Una vez en la comisaría, llamó al doctor Pasquano, a Montelusa.
—¿Qué quiere, Montalbano? ¿Por qué me molesta? Que yo sepa, no ha habido ningún asesinato por su zona —dijo Pasquano con su proverbial simpatía.
—O sea que a Pellegrino no lo asesinaron.
—Pero ¿quién le ha dicho semejante bobada?
—Usted,
dottore
, ahora mismo. Mientras no se demuestre lo contrario, el lugar en el que se ha encontrado el coche de Gargano pertenece a mi jurisdicción.
—¡Sí, pero la investigación no es suya! ¡Es del muy ilustre Guarnotta!
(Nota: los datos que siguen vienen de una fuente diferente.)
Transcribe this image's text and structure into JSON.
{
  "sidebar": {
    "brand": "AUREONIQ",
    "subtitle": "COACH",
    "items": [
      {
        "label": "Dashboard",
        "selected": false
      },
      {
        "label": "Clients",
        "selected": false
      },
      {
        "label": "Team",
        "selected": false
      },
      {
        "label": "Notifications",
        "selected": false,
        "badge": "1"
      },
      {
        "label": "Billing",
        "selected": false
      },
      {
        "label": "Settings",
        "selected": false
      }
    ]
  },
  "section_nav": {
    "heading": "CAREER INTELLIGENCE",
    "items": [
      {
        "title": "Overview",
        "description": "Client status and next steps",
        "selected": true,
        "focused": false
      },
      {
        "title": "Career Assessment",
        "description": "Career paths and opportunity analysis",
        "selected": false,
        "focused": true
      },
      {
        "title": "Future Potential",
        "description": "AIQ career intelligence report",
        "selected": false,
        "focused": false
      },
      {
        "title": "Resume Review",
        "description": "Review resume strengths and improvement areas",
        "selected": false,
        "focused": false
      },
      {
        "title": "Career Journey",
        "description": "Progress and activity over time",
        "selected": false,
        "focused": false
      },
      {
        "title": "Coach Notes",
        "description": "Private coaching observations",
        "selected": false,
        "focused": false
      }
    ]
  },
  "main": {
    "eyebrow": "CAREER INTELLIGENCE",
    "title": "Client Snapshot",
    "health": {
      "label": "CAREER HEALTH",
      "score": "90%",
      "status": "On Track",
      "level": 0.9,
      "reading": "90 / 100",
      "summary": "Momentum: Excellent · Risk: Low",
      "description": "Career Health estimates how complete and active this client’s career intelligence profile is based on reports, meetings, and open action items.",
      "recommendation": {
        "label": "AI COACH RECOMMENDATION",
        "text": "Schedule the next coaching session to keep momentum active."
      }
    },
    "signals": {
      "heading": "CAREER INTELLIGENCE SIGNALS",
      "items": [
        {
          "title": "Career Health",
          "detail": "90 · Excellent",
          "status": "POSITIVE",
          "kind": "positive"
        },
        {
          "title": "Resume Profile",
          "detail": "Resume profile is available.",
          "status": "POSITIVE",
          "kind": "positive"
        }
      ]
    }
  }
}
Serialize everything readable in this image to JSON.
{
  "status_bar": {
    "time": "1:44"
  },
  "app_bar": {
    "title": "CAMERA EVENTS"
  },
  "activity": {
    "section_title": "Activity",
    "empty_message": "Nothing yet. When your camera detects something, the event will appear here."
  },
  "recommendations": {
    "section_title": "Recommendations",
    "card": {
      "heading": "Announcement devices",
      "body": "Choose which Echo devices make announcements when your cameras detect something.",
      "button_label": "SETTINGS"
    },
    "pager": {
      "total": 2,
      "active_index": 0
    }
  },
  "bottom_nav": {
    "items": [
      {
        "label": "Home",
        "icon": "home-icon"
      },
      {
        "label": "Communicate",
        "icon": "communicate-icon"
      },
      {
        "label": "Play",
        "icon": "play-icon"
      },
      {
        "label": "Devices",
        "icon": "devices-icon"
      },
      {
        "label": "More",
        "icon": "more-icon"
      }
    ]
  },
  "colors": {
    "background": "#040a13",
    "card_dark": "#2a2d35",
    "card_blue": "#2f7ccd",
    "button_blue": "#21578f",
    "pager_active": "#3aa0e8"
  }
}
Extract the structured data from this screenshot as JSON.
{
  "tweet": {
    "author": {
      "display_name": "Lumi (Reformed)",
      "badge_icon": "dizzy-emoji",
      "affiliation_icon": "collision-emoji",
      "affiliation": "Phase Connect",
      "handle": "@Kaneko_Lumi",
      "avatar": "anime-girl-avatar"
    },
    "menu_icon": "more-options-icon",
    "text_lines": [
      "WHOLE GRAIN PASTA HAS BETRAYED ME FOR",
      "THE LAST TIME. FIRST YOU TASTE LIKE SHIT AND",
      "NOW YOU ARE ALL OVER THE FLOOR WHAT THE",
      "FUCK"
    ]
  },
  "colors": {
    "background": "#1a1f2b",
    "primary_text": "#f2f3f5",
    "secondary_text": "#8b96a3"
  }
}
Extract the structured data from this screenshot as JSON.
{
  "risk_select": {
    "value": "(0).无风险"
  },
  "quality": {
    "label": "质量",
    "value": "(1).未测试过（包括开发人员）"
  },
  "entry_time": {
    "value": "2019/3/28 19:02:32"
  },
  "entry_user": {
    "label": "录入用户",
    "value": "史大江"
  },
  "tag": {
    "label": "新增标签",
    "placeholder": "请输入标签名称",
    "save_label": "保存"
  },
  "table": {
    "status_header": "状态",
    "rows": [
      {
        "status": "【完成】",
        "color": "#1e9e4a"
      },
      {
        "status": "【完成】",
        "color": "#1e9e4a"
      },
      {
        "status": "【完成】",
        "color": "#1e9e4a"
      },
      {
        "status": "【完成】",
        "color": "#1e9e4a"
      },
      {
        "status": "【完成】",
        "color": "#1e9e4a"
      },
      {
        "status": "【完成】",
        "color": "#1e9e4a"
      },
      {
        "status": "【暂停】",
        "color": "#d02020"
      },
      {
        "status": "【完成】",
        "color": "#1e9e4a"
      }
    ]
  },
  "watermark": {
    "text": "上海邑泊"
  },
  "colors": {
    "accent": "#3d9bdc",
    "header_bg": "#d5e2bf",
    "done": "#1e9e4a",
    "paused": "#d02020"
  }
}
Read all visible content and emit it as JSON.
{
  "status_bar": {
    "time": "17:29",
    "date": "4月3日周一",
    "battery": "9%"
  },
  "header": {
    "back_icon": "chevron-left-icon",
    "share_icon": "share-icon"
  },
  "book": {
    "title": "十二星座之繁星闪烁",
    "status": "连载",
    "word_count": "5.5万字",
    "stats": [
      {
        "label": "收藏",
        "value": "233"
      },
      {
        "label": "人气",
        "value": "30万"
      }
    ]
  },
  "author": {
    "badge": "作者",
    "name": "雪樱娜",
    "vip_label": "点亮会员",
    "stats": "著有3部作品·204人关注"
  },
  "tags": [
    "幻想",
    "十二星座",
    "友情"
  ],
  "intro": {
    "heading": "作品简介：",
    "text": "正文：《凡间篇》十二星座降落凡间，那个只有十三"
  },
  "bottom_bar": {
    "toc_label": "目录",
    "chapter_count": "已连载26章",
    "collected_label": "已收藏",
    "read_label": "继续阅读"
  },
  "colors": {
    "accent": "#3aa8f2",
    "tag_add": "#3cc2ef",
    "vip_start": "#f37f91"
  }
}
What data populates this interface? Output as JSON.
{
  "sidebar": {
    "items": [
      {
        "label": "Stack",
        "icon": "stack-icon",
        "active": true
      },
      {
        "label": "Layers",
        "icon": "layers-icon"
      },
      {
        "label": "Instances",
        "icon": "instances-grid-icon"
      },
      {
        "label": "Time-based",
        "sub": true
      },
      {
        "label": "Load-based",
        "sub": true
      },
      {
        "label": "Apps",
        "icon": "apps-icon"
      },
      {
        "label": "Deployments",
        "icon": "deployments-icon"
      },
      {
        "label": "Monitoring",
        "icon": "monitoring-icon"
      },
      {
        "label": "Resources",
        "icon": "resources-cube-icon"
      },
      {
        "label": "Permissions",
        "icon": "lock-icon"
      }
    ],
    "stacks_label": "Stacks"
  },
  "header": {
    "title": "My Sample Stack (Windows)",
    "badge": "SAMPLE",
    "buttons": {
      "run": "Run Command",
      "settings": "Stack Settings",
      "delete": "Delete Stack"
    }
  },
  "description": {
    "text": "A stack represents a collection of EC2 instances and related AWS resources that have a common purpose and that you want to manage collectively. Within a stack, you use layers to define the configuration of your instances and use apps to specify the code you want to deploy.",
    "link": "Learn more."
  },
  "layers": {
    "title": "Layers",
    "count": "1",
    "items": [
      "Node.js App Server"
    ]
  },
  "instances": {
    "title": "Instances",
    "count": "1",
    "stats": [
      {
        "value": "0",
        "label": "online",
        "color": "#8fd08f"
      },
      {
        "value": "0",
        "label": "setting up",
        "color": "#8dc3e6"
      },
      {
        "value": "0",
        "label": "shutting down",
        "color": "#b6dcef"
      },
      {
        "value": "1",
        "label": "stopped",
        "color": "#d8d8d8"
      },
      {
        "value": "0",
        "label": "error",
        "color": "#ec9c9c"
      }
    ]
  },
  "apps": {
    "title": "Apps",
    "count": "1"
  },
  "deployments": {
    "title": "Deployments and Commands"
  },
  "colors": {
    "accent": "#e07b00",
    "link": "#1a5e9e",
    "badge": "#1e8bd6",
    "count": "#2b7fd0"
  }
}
Y, para su conocimiento, le diré que el muchacho murió a causa de un disparo en pleno rostro. Un solo disparo. De momento, no puedo ni quiero decirle nada más. En los próximos días cómprese los periódicos y conocerá el resultado de la autopsia. Buenos días.
Sonó el teléfono.
—¿Qué hago, le paso esta llamada o no?
— Catarè, si no me dices quién está al aparato, ¿cómo te puedo decir que sí o que no?
—Gran verdad,
dottori
. El caso es que la telefonista quiere conservar el
nonimato
, no me quiere decir cómo se llama.
—Pásamela.
—¿Oiga, papá?
La voz ronca a lo Marlene de Michela Manganaro, la muy cabrona.
—¿Qué quiere?
—He visto la televisión esta mañana.
—¿Suele ser tan madrugadora?
—No, pero tenía que preparar unas cosas. Esta tarde voy a Palermo a hacer unos exámenes. Estaré ausente algún tiempo. Pero antes quisiera verlo, tengo que decirle una cosa.
—Venga aquí.
—Ahí no quiero, podría tener malos encuentros. Vamos a aquel bosquecito que tanto le gusta. Si le parece bien, a las doce y media del mediodía, delante de mi casa.
—Pero ¿estás seguro de lo que me dices? —preguntó Nicolò Zito, que se había presentado puntualmente en la comisaría a las once—. Jamás lo habría imaginado. Y pensar que lo había entrevistado tres o cuatro veces.
—Yo he visto la grabación —dijo Montalbano—. Y, por su manera de hablar y de moverse, la verdad es que no parecía un homosexual.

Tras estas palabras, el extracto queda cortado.